The only thing the children have to say is that they have been through something horrible, which isn’t news to anyone familiar with Columbine, Virginia Tech, Sandy Hook, and all the others. But just as belittling the psychological development of gun owners will never cause them to question the social value of their weapons, no one who was insensitive to gun control after seeing twenty dead first-graders in Connecticut will change their mind now that seventeen more dead children confront them in Florida. The political strategy that assumes gun control opponents just haven’t yet considered the danger to children is thus self-indulgent and unserious. It must feel good to assume that the people who disagree with you literally don’t care when children are murdered, but that’s juvenile. A serious political leader would say and do whatever has a chance of making a difference, rather than what is self-validating.

In my life, I’ve seen victims of gun violence insist, not that guns be banned, but rather that no one will ever take away their guns and their ability to self-determine their own safety. Assuming that people only react one way to gun violence — by supporting gun control — is both arrogant and lazy. It seems almost purposefully designed to talk past and infuriate gun owners, who will need to be on board with any gun control legislation that becomes law. People do not get “blood on their hands” by pointing out that an assault weapon ban wouldn’t have prevented Virginia Tech or Columbine’s massacres, or that the most recent shooter in Florida could have picked a different gun and been equally effective. A serious political leader would recognize this, and would stop equating gun control opponents with actual murderers.
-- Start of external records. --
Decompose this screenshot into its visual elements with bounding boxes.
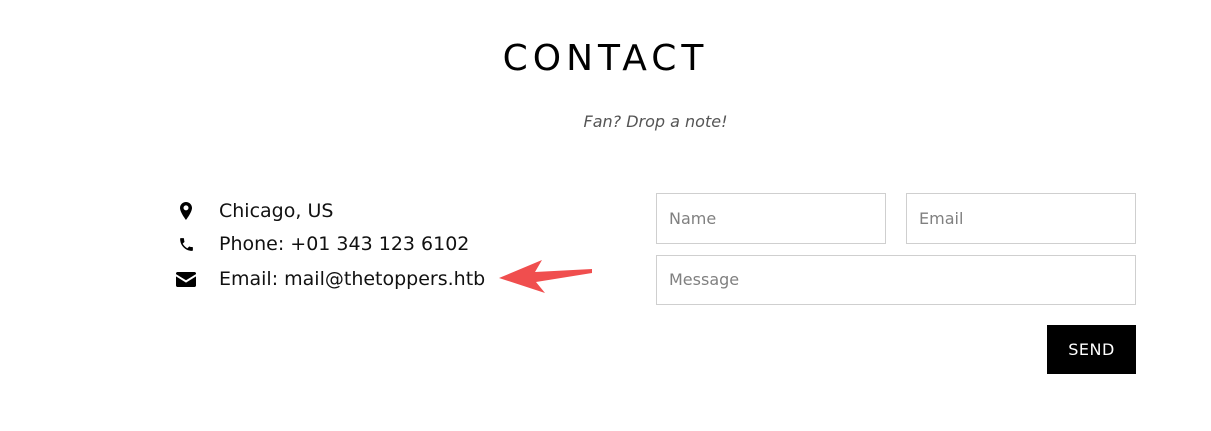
section-title: CONTACT	[502, 38, 709, 79]
email-input[interactable]	[906, 193, 1136, 244]
phone-text: Phone: +01 343 123 6102	[219, 233, 470, 255]
envelope-icon	[175, 269, 197, 289]
location-text: Chicago, US	[219, 200, 334, 222]
annotation-arrow-icon	[499, 260, 592, 293]
email-text: Email: mail@thetoppers.htb	[219, 268, 486, 290]
location-line: Chicago, US	[175, 198, 333, 224]
phone-icon	[175, 234, 197, 254]
phone-line: Phone: +01 343 123 6102	[175, 231, 469, 257]
email-line: Email: mail@thetoppers.htb	[175, 266, 485, 292]
send-button[interactable]: SEND	[1047, 325, 1136, 374]
name-input[interactable]	[656, 193, 886, 244]
section-subtitle: Fan? Drop a note!	[583, 112, 728, 131]
map-marker-icon	[175, 201, 197, 221]
message-input[interactable]	[656, 255, 1136, 305]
At a CNN “town hall” broadcast shortly after the shooting in Fort Lauderdale last week, one student told Marco Rubio “It’s hard to look at you... and not look at Nikolas Cruz.” I wonder what he sees when he looks at any of the Democrats who will only talk about — but never with — America’s seventy-one million gun owners, and whose righteous but impotent anger will never help anyone. Such unsophisticated views are fine for children, but the adults have no excuse. Virtue signaling and demonizing the NRA will not save a single life, and the adults know it. It’s time they stopped acting like children.